5. Ground 1 is that the FtT erred in its approach to the evidence by not putting matters to the sponsor, and by not giving the appellant the opportunity to respond to its concerns.
6. This is a complaint of unfairness, without any substance. Judges do not have to put every point of their analysis to parties for comment (which might become an indefinite process), provided that parties have the chance to put their case and are not taken unfairly by surprise. The appellant disagrees with what the FtT made of the evidence, but he does not show any prejudice of that nature.
7. The appellant also fails to show that even if given the chance to take his case further, he had anything else to offer. The case on which he relies, HA & TD v SSHD [2010] CSIH 28, states at [15] that a procedural impropriety will not vitiate a decision if it is apparent that no prejudice was suffered.
8. Ground 2 is headed "errors as to the application of the historical [in]justice", but in substance it is a complaint that the judge should have found family life, within article 8 protection, to exist between the appellant and the sponsor in 2006 (when the sponsor left Nepal, shortly after the appellant became 18) or to have revived since then.
9. Ground 2, so far as it goes to the existence of family life, at any date, is only disagreement with conclusions which were open to the FtT, which were firmly grounded in the evidence, and which are not shown to err on any point of law.
10. It is not clear what further error, if any, ground 2 aims at in terms of principles of "historical injustice"; but as family life was not established, that was the end of the matter.
11. Ground 1 shows no unfairness, and ground 2 shows no error on a point of law, so the decision of the FtT shall stand.
12. No anonymity direction has been requested or made.

Hugh Macleman

UT Judge Macleman
25 January 2021


NOTIFICATION OF APPEAL RIGHTS

1. A person seeking permission to appeal against this decision must make a written application to the Upper Tribunal. Any such application must be received by the Upper Tribunal within the appropriate period after this decision was sent to the person making the application. The appropriate period varies, as follows, according to the location of the individual and the way in which the Upper Tribunal's decision was sent:

2. Where the person who appealed to the First-tier Tribunal is in the United Kingdom at the time that the application for permission to appeal is made, and is not in detention under the Immigration Acts, the appropriate period is 12 working days (10 working days, if the notice of decision is sent electronically).

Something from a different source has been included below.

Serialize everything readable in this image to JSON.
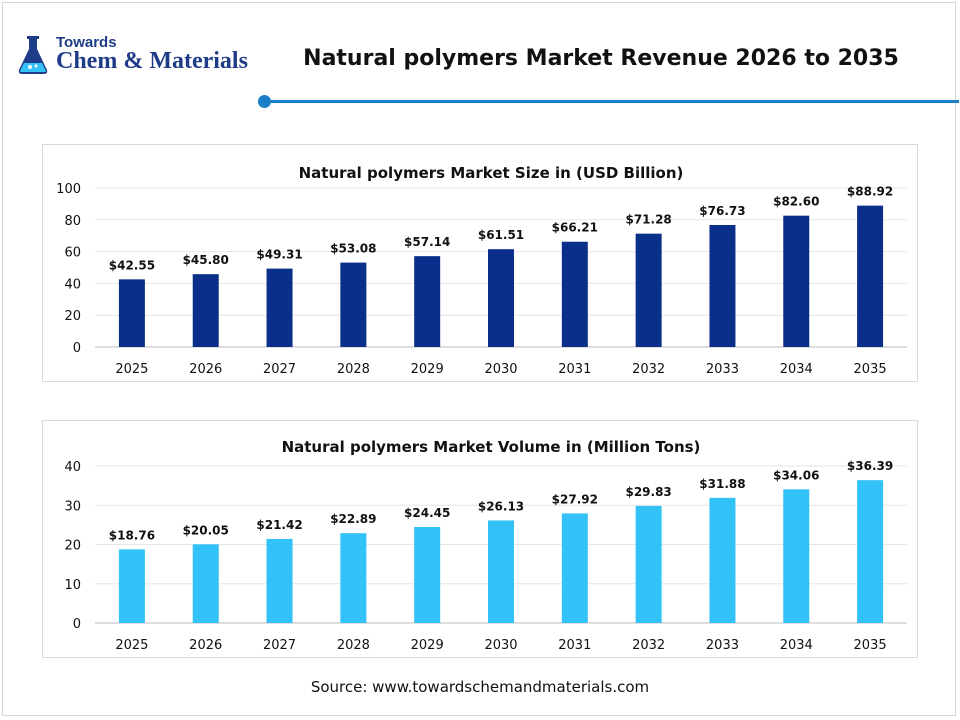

3. Where the person making the application is in detention under the Immigration Acts, the appropriate period is 7 working days (5 working days, if the notice of decision is sent electronically).

4. Where the person who appealed to the First-tier Tribunal is outside the United Kingdom at the time that the application for permission to appeal is made, the appropriate period is 38 days (10 working days, if the notice of decision is sent electronically).

5. A "working day" means any day except a Saturday or a Sunday, Christmas Day, Good Friday or a bank holiday.

6. The date when the decision is "sent' is that appearing on the covering letter or covering email.